A city where the high and mighty who had lived there before when it was all so different—days before, a week before, twenty, fifty, seventy-seven years before—were looking for a p
lace for themselves, where they could escape the incoming hordes and the grime and the changes and the different languages. They moved on so that they could keep on being the same—just like all those other immigrants.
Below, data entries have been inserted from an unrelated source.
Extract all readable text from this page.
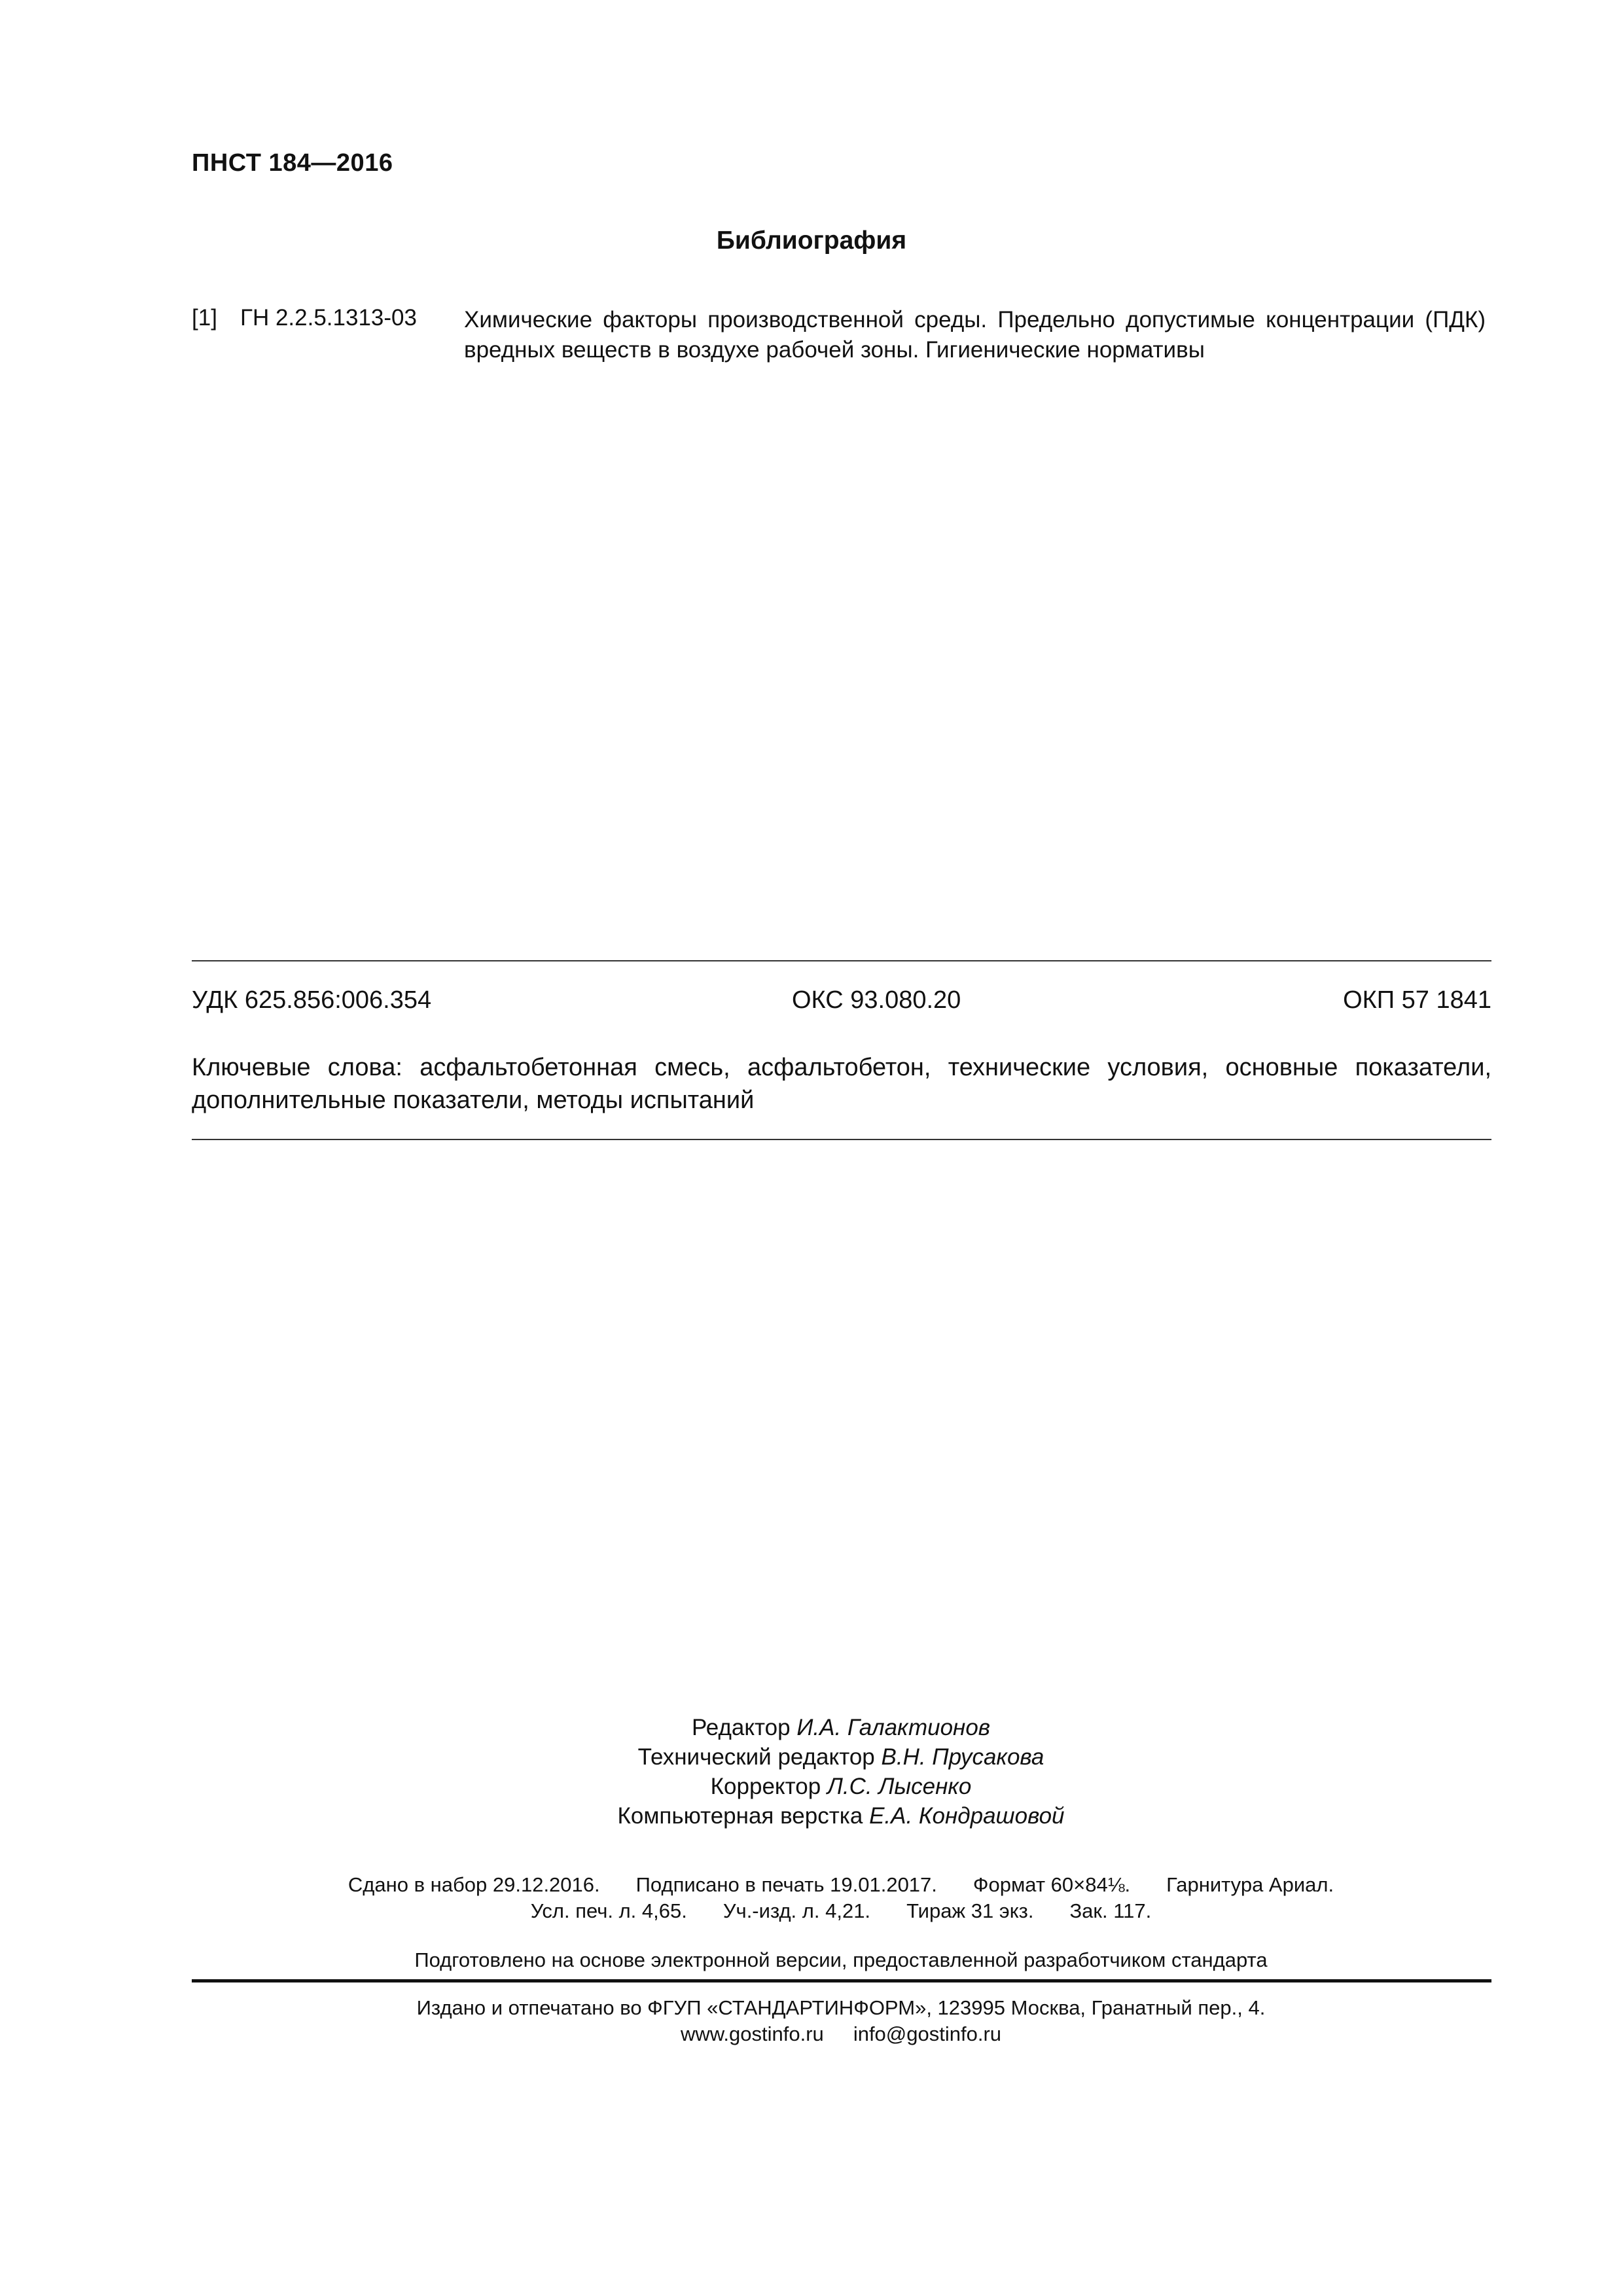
ПНСТ 184—2016
Библиография
[1] ГН 2.2.5.1313-03 Химические факторы производственной среды. Предельно допустимые концентрации (ПДК) вредных веществ в воздухе рабочей зоны. Гигиенические нормативы
УДК 625.856:006.354	ОКС 93.080.20	ОКП 57 1841
Ключевые слова: асфальтобетонная смесь, асфальтобетон, технические условия, основные показатели, дополнительные показатели, методы испытаний
Редактор И.А. Галактионов
Технический редактор В.Н. Прусакова
Корректор Л.С. Лысенко
Компьютерная верстка Е.А. Кондрашовой
Сдано в набор 29.12.2016. Подписано в печать 19.01.2017. Формат 60×84⅛. Гарнитура Ариал.
Усл. печ. л. 4,65. Уч.-изд. л. 4,21. Тираж 31 экз. Зак. 117.
Подготовлено на основе электронной версии, предоставленной разработчиком стандарта
Издано и отпечатано во ФГУП «СТАНДАРТИНФОРМ», 123995 Москва, Гранатный пер., 4.
www.gostinfo.ru info@gostinfo.ru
A city that was already starting to have paved roads, and on those roads, streetlights, and under those streetlights, dresses of organza. Jungle cats, a few madmen, its own accents, thieves, lawyers, prisons, covered wagons, fewer dogs. Its own hotels, restaurants, the beginnings of its own music, a tram, second stories paved entirely in French tile, rich men, millionaires, presidents, senators, ministers, perfumes and colognes, portrait photographers, an opera singer, choristers, writers, poets, more poets, policemen in uniforms with hats. Newcomers who considered themselves indigenous, newcomers who fought for their place, thinking it was theirs. Sailing ships, steamships, cows and more cows, walking to their sacrifice, tongues, mothers, memories of other worlds, a national flag, fewer churches, a profusion of inns, of beggars, even more cows and above all chaos, perfect confusion, a whirlwind; a night turning to dawn—so many believing that a new day was dawning, and dawning for them. Buenos Aires was a premonition, a hallucination. Buenos Aires, in those days, was the future made present.
“Man himself does not know what it is he pursues. He searches, he looks, he walks, he passes right by it, goes gently, takes detours, moves forward, and finally arrives—sometimes at the banks of the Seine, or some Boulevard, more frequently at the Palais Royal”—so again wrote Don Domingo, and each time it’s more likely that Valfierno knows this.
He says that no one cared what his name was; they called him Quique. They’d started to call him Quique at the inn, the boardinghouse, and the widow kept on calling him that, with her little bedroom variations. That he could have gone on like that for years—and for a few years he did—but something kept tugging at him. If I want him to, he can change his story. If I want it—he can change it.